To summarize, it's important to maintain a balance. If you spend more time cracking jokes instead of playing, it bodes poorly for the future of the campaign.

Reathin
2013-01-26, 07:00 AM
I can play dark, edgy campaigns, but the people I tend to game with, as well as myself, are very silly. The vast majority of our games get fairly light and funny and our usual DM is very permissive as long as it doesn't break rules and is thematic. We have numerous running gags.

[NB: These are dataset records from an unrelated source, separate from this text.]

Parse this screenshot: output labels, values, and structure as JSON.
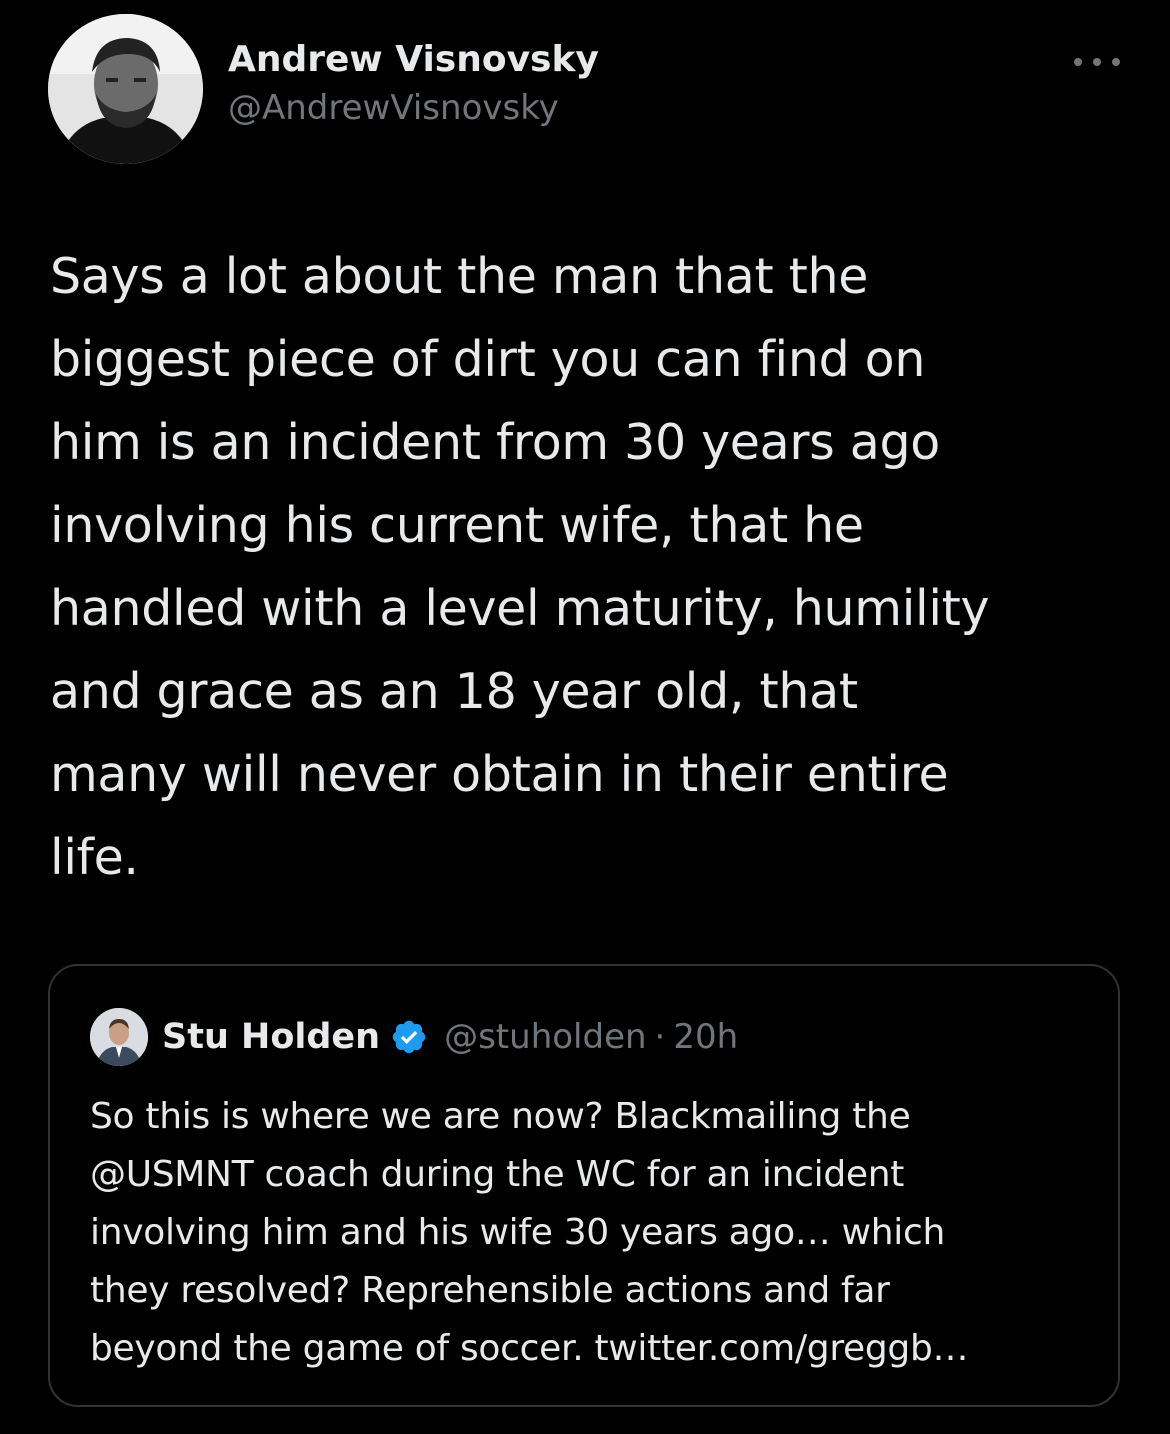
{
  "tweet": {
    "author": {
      "display_name": "Andrew Visnovsky",
      "handle": "@AndrewVisnovsky"
    },
    "more_icon": "more-horizontal-icon",
    "text_lines": [
      "Says a lot about the man that the",
      "biggest piece of dirt you can find on",
      "him is an incident from 30 years ago",
      "involving his current wife, that he",
      "handled with a level maturity, humility",
      "and grace as an 18 year old, that",
      "many will never obtain in their entire",
      "life."
    ]
  },
  "quoted_tweet": {
    "author": {
      "display_name": "Stu Holden",
      "verified_icon": "verified-badge-icon",
      "handle": "@stuholden",
      "separator": "·",
      "time": "20h"
    },
    "text_lines": [
      "So this is where we are now? Blackmailing the",
      "@USMNT coach during the WC for an incident",
      "involving him and his wife 30 years ago… which",
      "they resolved? Reprehensible actions and far",
      "beyond the game of soccer. twitter.com/greggb…"
    ]
  },
  "colors": {
    "background": "#000000",
    "primary_text": "#e7e9ea",
    "secondary_text": "#71767b",
    "border": "#2f3336",
    "verified_blue": "#1d9bf0"
  }
}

As to our mixing darker/edgier with rule of fun...Their was one campaign that I didn't actually participate in but have heard about alot where the party was a group of orc heavy metal musicians who used the :smallfurious:POWER OF ROCK:smallfurious: to worship Grumnish...and incidentally level any villaige, town or city where they performed. Wait, did I say orcs? There was one elf. Who was incredibly effeminate but whose bluff skill was so freakishly high the orcs never really noticed that they had a mortal enemy of their god on stage with them.

HMS Invincible
2013-01-26, 07:59 AM
The group you are in matters a lot. If you're the oddman out, then w/e you're doing, either being silly or dark/edgy, will be frowned upon. A good rule of thumb is that the funnier the joke, the more leeway you give.

SowZ
2013-01-26, 05:49 PM
I seem to run very dark, lethal, roleplay heavyish stories where all of us laugh a lot anyways because none of us are afraid to crack jokes and we are all very good friends. The story itself is dark and has a number of levels but we all make sure to be having a good time.

I think the players spend equal time laughing and biting their nails in fear/anticipation. The players can also get very emotional when favored NPCs die, probably because they have shared so many laughs with/had so many laughs at their expense.